O giro conservador à esquerda não foi bem-sucedido. O Syriza
venceu novamente. O grupo de esquerda que rachou não conseguiu manter-se no
Parlamento. Mas por que o Syriza venceu? Parece que os eleitores julgaram que
estariam melhor, ainda que apenas um pouco melhor, com o Syriza, que minimizou
os cortes de aposentadorias e outras proteções do estado de bem-estar social.
Em resumo, na pior situação possível para a esquerda grega, o Syriza ao menos
não perdeu terreno.
O que, você pode perguntar, tudo isso significa. Parece
claro que, num mundo que vive em meio a grande incerteza econômica e condições
de vida piores para largos segmentos da população, os partidos no poder tendem
a ser culpados e a perder força eleitoral. Por isso, após o giro à esquerda da
última década, o pêndulo está se movendo em outra direção.

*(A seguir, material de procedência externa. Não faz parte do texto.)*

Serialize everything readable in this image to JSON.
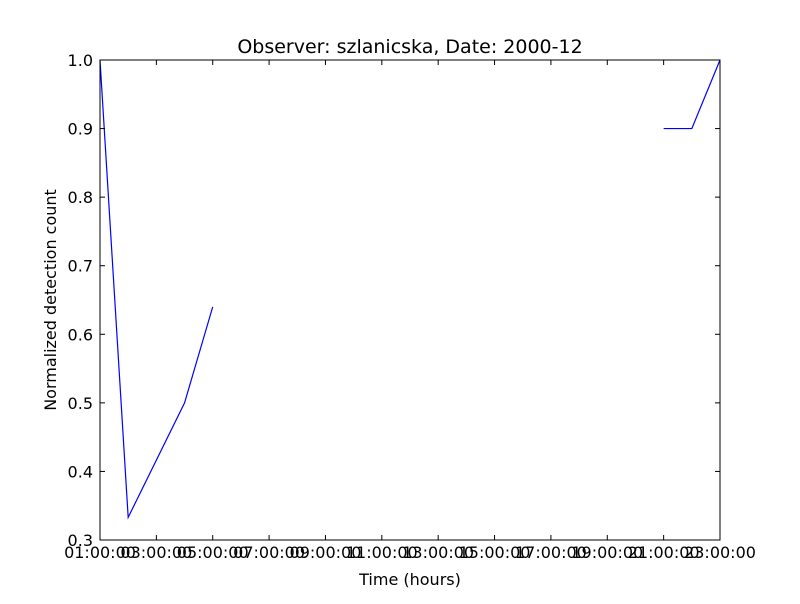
{
  "chart_data": {
    "type": "line",
    "title": "Observer: szlanicska, Date: 2000-12",
    "xlabel": "Time (hours)",
    "ylabel": "Normalized detection count",
    "xlim": [
      "01:00:00",
      "23:00:00"
    ],
    "ylim": [
      0.3,
      1.0
    ],
    "x_ticks": [
      "01:00:00",
      "03:00:00",
      "05:00:00",
      "07:00:00",
      "09:00:00",
      "11:00:00",
      "13:00:00",
      "15:00:00",
      "17:00:00",
      "19:00:00",
      "21:00:00",
      "23:00:00"
    ],
    "y_ticks": [
      "0.3",
      "0.4",
      "0.5",
      "0.6",
      "0.7",
      "0.8",
      "0.9",
      "1.0"
    ],
    "grid": false,
    "legend": "none",
    "line_color": "#0000ff",
    "series": [
      {
        "segments": [
          [
            {
              "x": "01:00:00",
              "y": 1.0
            },
            {
              "x": "02:00:00",
              "y": 0.333
            },
            {
              "x": "04:00:00",
              "y": 0.5
            },
            {
              "x": "05:00:00",
              "y": 0.64
            }
          ],
          [
            {
              "x": "21:00:00",
              "y": 0.9
            },
            {
              "x": "22:00:00",
              "y": 0.9
            },
            {
              "x": "23:00:00",
              "y": 1.0
            }
          ]
        ]
      }
    ]
  }
}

Que diferença isso faz? Mais uma vez, eu insisto, depende de
se observamos no curto ou no médio prazo. No curto prazo, faz muita diferença,
já que as pessoas vivem (e sofrem) no curto prazo. Qualquer coisa que “minimize
o sofrimento” é um avanço. Portanto, este tipo de giro “à esquerda” é um
avanço. Mas no médio prazo não faz diferença alguma. Na verdade, a mudança
tende a obscurecer a batalha real – aquela que diz respeito à direção das
transformações do sistema mundo-capitalista para um novo sistema (ou sistemas).
A batalha é entre os que querem um novo sistema ainda pior que o atual e os que
querem algo substancialmente melhor.